The Churella name has grown into a legacy that is stenciled across the banners of Cliff Keen Arena and along the walls of the Bahna Wrestling Center.

Former Michigan wrestler Mark Churella Sr. began the makings of that birthright from 1976-79, claiming a trio of national titles at the 150 and 167 lb. weight classes.

Regarded as one of the most decorated wrestlers in program history, the four-time All-American boasts a 22-1 record at the NCAA Championships and led the Wolverines to four-straight top-10 finishes.

Churella captured a pair of Big Ten Championship crowns en route to finishing his career with a 132-13 record. The Farmington Hills, Mich. native accomplished numerous feats on the mat and was inducted to the National Wrestling Hall of Fame in 1999. But his efforts continued beyond the blown whistle.

With a multitude of recognitions and achievements behind him, Churella began to build the base of something not yet defined that would one day be passed on to the next generation.

The Letterwinners M Club announced on Sept. 24 that Churella as this year’s Ufer Award winner. Since 1981, the accolade has been given to individuals that have exhibited “outstanding service” to the Michigan Athletic Department. Past recipients include Bo Shembechler (1994), Red Berenson (1998) and Ron Kramer (2004).

“I feel very privileged — it’s quite an esteemed group,” Churella said. “I think after looking at that list of people that they’ve honored in the past that maybe there was a mistake.”

Churella coached the Wolverines in a couple of short stints, until family matters became a time-consuming priority. After his father suffered a heart attack, Churella was left with “double duty” responsibilities between his coaching position and the family-founded FDI Group insurance agency.

Though he ultimately chose to invest his energy into the growth of the company, the elder Churella paved the way for his three sons — Mark Jr., Ryan and Josh.

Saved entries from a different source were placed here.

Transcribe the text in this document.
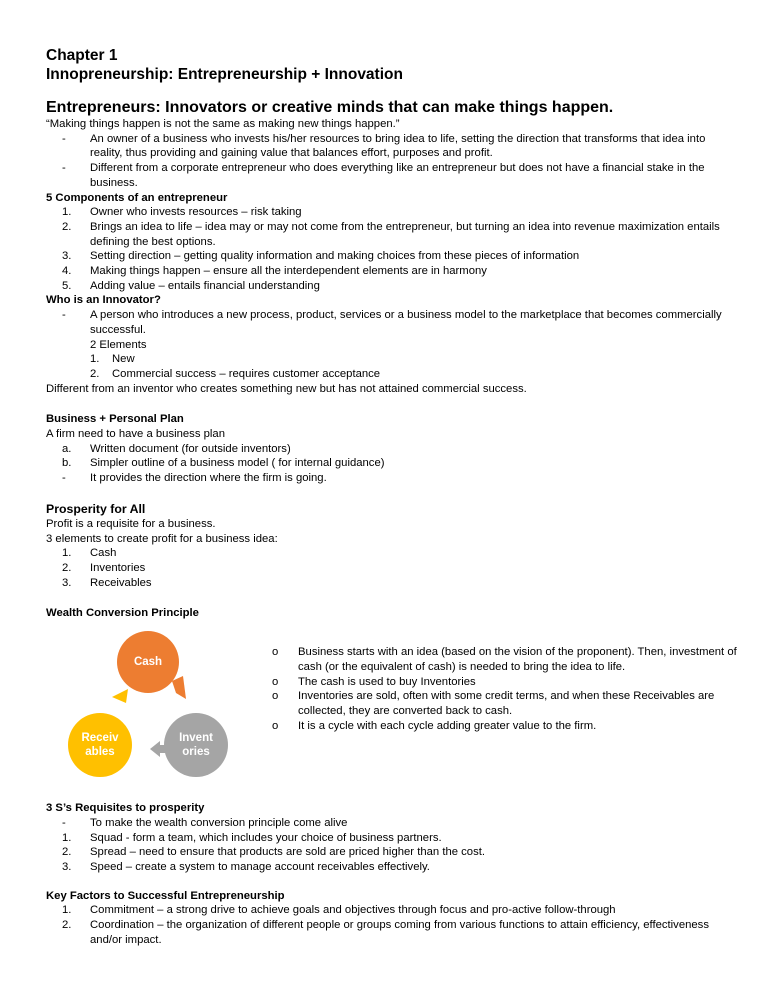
Chapter 1
Innopreneurship: Entrepreneurship + Innovation
Entrepreneurs: Innovators or creative minds that can make things happen.

“Making things happen is not the same as making new things happen.”

- An owner of a business who invests his/her resources to bring idea to life, setting the direction that transforms that idea into reality, thus providing and gaining value that balances effort, purposes and profit.
- Different from a corporate entrepreneur who does everything like an entrepreneur but does not have a financial stake in the business.

5 Components of an entrepreneur

1. Owner who invests resources – risk taking
2. Brings an idea to life – idea may or may not come from the entrepreneur, but turning an idea into revenue maximization entails defining the best options.
3. Setting direction – getting quality information and making choices from these pieces of information
4. Making things happen – ensure all the interdependent elements are in harmony
5. Adding value – entails financial understanding

Who is an Innovator?

- A person who introduces a new process, product, services or a business model to the marketplace that becomes commercially successful.

2 Elements

1. New
2. Commercial success – requires customer acceptance

Different from an inventor who creates something new but has not attained commercial success.

Business + Personal Plan

A firm need to have a business plan

a. Written document (for outside inventors)
b. Simpler outline of a business model ( for internal guidance)
- It provides the direction where the firm is going.

Prosperity for All

Profit is a requisite for a business.

3 elements to create profit for a business idea:

1. Cash
2. Inventories
3. Receivables

Wealth Conversion Principle

Cash
Invent
ories
Receiv
ables
o Business starts with an idea (based on the vision of the proponent). Then, investment of cash (or the equivalent of cash) is needed to bring the idea to life.
o The cash is used to buy Inventories
o Inventories are sold, often with some credit terms, and when these Receivables are collected, they are converted back to cash.
o It is a cycle with each cycle adding greater value to the firm.

3 S’s Requisites to prosperity

- To make the wealth conversion principle come alive
1. Squad - form a team, which includes your choice of business partners.
2. Spread – need to ensure that products are sold are priced higher than the cost.
3. Speed – create a system to manage account receivables effectively.

Key Factors to Successful Entrepreneurship

1. Commitment – a strong drive to achieve goals and objectives through focus and pro-active follow-through
2. Coordination – the organization of different people or groups coming from various functions to attain efficiency, effectiveness and/or impact.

The legacy continued to unfold on Michigan mats from one generation to the next.

Mark Jr. earned his varsity letter in 2001, but it was Ryan and Josh that wrote the family name deeper into the record books. The duo combined for six All-American honors, four conference titles and a 241-29 record while at Michigan.

After wrapping up his college career with a fourth-place finish at the NCAA Championships, Josh continued to train in Ann Arbor with the Cliff Keen Wrestling Club. Competing in freestyle at 66kg, Josh notched multiple wins on the international stage, including a pair of third-place citations at the World Team Trials in 2010 and 2011.

More recently, Josh finished third at the 2012 U.S. Olympic Team Trials, headlining the former-Wolverine brigade — Joe Warren, Kellen Russell and Tyrel Todd — that competed at the event.

After winning his first two bouts, Josh dropped the semifinal match to former Iowa national champion Brent Metcalf, 1-0, 0-3, 1-0.

Metcalf claimed the first-period on a single-leg takedown, and Josh rebounded in the second, dropping the former Hawkeye to his back. A somewhat controversial call in the third, however, stifled Josh’s Olympic berth when the mat judge awarded him a point that was ultimately overturned by both tables.

“It was the heartbreaking loss,” Josh told the wrestling website Flowrestling after his final match of the Trials. “I trained four years for this moment, this opportunity and I thought I was winning with 30 seconds left.”

Nevertheless, Josh bounced back and tallied two more wins in the wrestlebacks over Adam Hall and Chase Pami.

“The whole goal is to be on the Olympic team, Josh said. “But once that falls short, you stop feeling bad for yourself and pick it up real quick and come back and take third.”

Though Josh put a hiatus on his career, it seems there’s something he’s not ready to part with. On July 10, the Athletic Department announced that Josh would join the Wolverines’ coaching staff, a transition that Mark Churella said his son made rather quickly.

“As of now, I’m taking some time off of competition, but we’ll see what happens in the near future,” Josh said. “I’m definitely focusing more energy on the guys now.”

Mark Churella may have laid the foundation for his sons to follow, but Josh has only strengthened the family name that hangs on the banners on Cliff Keen.

“My sons have demonstrated something I’ve been very proud of,” Churella said. “It’s a legacy of a combination of lessons learned.”